Contre Marcion

LIVRE IV

Chapitre III

Marcion a lu dans l’Epître aux Galates les reproches que Paul adresse aux apôtres eux-mêmes, « de ne pas marcher droit selon la vérité de l’Evangile, » et à quelques faux prophètes, « de pervertir l’Evangile de Jésus-Christ. » Le sectaire s’arme de ces paroles pour ruiner l’authenticité de nos livres, propriété légitime des apôtres ou des hommes apostoliques qui les ont publiés sous leur nom. Il veut par-là concilier à ses impostures la créance dont il dépouille leurs ouvrages. « Sans doute Pierre, Jean et Jacques, qui passaient pour les colonnes de l’Église, » furent censurés ; mais nous savons pourquoi. Les collègues de Paul semblaient accommoder la doctrine aux convenances des personnes. Toutefois, « puisque lui-même se fait tout à tous pour sauver tous ses frères, » Pierre ne pourrait-il pas alléguer aussi une charité semblable, quand ses actions dérogeaient un peu à ses enseignements ?
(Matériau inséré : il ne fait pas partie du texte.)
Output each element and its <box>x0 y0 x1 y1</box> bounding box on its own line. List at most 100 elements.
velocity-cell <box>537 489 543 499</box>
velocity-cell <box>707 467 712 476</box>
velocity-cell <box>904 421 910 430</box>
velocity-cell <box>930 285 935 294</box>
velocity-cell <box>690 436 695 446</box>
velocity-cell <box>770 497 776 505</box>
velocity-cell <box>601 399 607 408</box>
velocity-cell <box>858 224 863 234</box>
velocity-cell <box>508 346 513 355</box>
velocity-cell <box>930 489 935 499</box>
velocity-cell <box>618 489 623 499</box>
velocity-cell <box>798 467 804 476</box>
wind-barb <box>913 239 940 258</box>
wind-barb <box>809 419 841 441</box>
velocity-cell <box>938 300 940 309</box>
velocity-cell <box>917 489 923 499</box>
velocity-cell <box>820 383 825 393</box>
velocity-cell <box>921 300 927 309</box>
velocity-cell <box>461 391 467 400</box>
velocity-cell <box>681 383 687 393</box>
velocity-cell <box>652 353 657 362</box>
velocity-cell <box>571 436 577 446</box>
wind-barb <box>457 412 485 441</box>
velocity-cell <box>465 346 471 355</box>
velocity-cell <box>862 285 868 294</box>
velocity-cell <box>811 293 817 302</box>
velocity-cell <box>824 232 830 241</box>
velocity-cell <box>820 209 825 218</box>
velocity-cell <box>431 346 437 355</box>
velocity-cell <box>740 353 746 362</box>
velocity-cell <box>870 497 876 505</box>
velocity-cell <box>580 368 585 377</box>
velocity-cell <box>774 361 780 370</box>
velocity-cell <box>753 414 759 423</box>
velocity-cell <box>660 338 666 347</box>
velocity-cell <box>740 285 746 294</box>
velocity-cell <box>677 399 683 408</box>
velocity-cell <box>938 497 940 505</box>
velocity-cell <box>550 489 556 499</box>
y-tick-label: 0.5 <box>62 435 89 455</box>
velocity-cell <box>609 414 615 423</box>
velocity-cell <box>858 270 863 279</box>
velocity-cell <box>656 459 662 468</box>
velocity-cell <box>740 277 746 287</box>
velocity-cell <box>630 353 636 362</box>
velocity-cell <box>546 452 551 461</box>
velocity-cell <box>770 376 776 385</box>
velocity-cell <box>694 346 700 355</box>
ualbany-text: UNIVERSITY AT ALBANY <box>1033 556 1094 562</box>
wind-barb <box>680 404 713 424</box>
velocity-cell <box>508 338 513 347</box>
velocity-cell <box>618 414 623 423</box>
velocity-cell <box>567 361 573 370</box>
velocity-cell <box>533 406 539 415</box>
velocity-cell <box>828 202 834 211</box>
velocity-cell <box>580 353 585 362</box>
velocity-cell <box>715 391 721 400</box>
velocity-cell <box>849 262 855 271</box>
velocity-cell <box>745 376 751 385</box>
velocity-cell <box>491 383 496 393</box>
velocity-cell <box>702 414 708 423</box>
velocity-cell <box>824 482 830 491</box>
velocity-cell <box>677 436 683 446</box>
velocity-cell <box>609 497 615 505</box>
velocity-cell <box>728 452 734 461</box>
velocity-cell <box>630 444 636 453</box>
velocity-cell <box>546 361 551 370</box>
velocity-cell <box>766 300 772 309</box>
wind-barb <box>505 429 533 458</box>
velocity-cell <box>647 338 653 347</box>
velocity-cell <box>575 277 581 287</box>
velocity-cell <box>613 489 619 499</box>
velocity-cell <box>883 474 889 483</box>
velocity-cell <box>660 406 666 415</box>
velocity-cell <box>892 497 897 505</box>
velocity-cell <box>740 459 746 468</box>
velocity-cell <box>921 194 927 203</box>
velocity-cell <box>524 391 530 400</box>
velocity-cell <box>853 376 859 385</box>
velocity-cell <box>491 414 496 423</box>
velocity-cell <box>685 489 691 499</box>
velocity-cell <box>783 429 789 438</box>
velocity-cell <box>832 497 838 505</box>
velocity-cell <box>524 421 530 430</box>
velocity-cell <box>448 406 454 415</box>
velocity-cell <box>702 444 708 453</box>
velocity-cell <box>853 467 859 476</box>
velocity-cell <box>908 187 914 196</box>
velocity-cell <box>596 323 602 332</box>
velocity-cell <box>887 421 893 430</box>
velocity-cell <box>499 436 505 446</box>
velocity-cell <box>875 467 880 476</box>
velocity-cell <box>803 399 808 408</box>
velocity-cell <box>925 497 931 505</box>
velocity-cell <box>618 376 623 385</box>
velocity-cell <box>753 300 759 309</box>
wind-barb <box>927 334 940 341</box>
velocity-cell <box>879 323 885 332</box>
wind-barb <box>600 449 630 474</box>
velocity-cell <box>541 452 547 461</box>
La nature des faux prophètes qui se glissaient dans l’Église n’est pas moins connue. Ils maintenaient la circoncision et les observances judaïques ; Paul attaquait non pas leur prédication, mais leur manière de vivre : s’ils eussent erré sur le Dieu Créateur, ou son Christ, l’apôtre eût-il manqué de le remarquer ? tout cela est bien à distinguer. Marcion veut-il que les apôtres aient été soupçonnés d’une perversité et d’une hypocrisie, qui aurait été jusqu’à corrompre l’Evangile ? Alors il accuse le Christ, en accusant les instruments choisis par le Christ. Accorde-t-il que les apôtres censurés uniquement pour un léger changement dans la discipline, ont concerté entre eux une œuvre intacte et fidèle, mais qu’après eux des faussaires ont corrompu la vérité primitive ; falsification d’où résultent nos Ecritures ? je le demande, où sera l’œuvre authentique des apôtres parmi tous ces livres adultères ? Sera-ce l’Evangile qui a illuminé Paul, et par Paul, Luc, son disciple ? ou bien si la vérité a péri sans retour, sous ce débordement universel de falsifications, Marcion peut-il se vanter d’avoir seul l’Evangile véritable ? Je le veux bien cependant ; il possède le véritable, celui des apôtres. Pourquoi, dès lors, s’accorde-t-il avec celui que nous avons, et qui nous vient non pas des apôtres, mais de Luc ? Ou bien si l’Evangile à l’usage de Marcion ne doit, pas être attribué à Luc par la raison seule qu’il est d’accord avec le nôtre, tout corrompu qu’il est dans son titre, il appartient donc aux apôtres. Donc notre Évangile, qui est d’accord avec lui, est l’œuvre des apôtres, mais altérée dans son titre.